Leaked Pics of CrunchPad Elicit Progress Update 85
TechCrunch has released a few more technical details, pictures, and general comments about their CrunchPad project as a recent accidental leak saw a new round of images posted to the web. It seems that the tablet has continued to grow and evolve with the help of an Intel Atom chip (as opposed to the Via chip previously used), new software from Fusion Garage, and a bottom-up Linux install. "I wanted something I couldn't buy, and found people who said it could be built for a lot less than I imagined. The goal — a very thin and light touch screen computer, sans physical keyboard, that has no hard drive and boots directly to a browser to surf the web. The operating system exists solely to handle the hardware drivers and run the browser and associated applications. That's it."
Re:Kinda reminds me of a Chumby (Score:3, Insightful)
According to the article:
I hope that means $250 retail and not $250 manufacturer's cost. If it sells for $250 retail, this could be an excellent satellite device for the home. Assuming it performs well enough, that is. The real failure of many "web surfing" devices has always been poor usability caused by poor performance. Many also shipped with sub-standard browsers, which presumably wouldn't be the case here.
(As an aside, does anyone else think this looks like something Rodney McKay should be toting around? :-P)

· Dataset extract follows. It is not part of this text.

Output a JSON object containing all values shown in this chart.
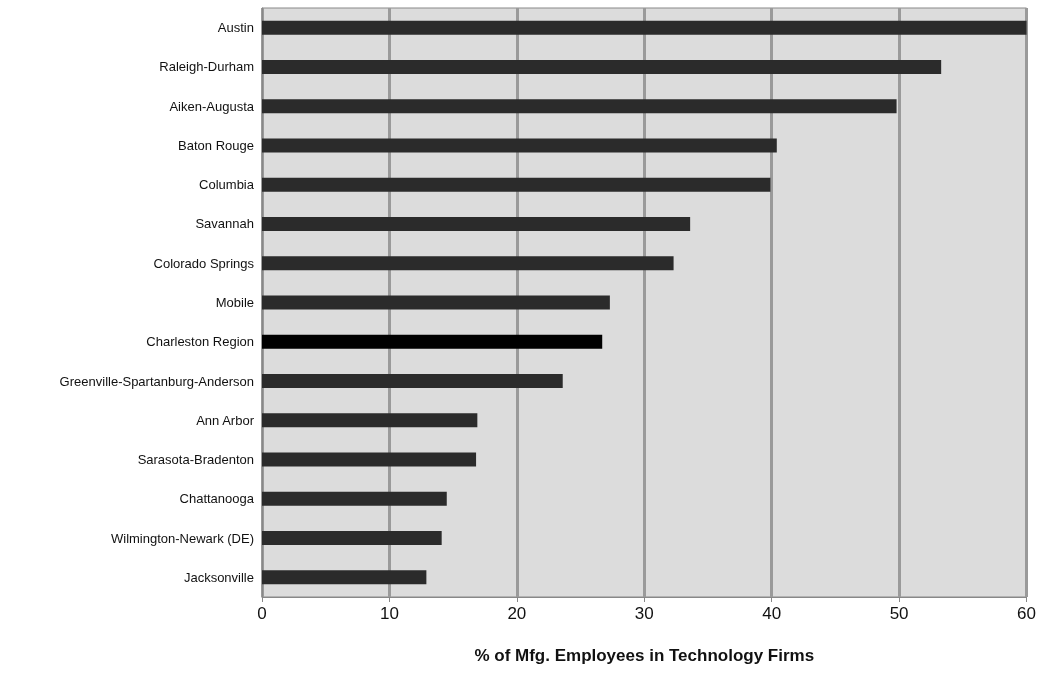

Getting closer... (Score:4, Insightful)
It's too big. Cut the size in half and add mobile broadband options in addition to wifi. Otherwise it should be good.
It's essentially a PADD from Star Trek, and once someone figures out that copying that design will result in huge profits, we'll see some really cool gear.
Re:Kinda reminds me of a Chumby (Score:3, Insightful)
If what you actually want is just a desktop LCD with a touchscreen, than this isn't really the way to go. You can get those already, without the whole computer bit grafted on.
Re:Getting closer... (Score:3, Insightful)
I think it's the perfect size. Big enough for "real" websites and a large-ish touchscreen keyboard. Big enough for 2 people to watch Hulu on without eye strain. Still small enough to tote around the house with ease.
Half the size? Just buy an iPhone. Mobile broadband? C'mon, this thing isn't for watching movies in your car. Again, just buy an iPhone, or any number of other devices that already cater to that market.
IMO, this is the best "netbook" concept I've seen yet. If it can do just a bit more than just browse (handle video streamed from a MythTV box, for instance, and display ebooks/PDFs) then I'd love to have one. All the other netbooks I've seen have utterly failed to hit the sweet-spot for what I want out of a device that size.
Re:wait... what? (Score:2, Insightful)
...net appliances they were called, souped-down computers...
Yes, please.
Real-world users don't need a fraction of the horsepower in today's laptops. What they need (or at least what I need) is a drastically reduced feature set and concomitantly less demand from the hardware.
I use an Alphasmart Neo--700 hours of battery life on three 2As--that doesn't do enough to qualify as a Netbook, but it comes close.
A full-blown Linux OS seems like overkill, and Windows Vista is asinine.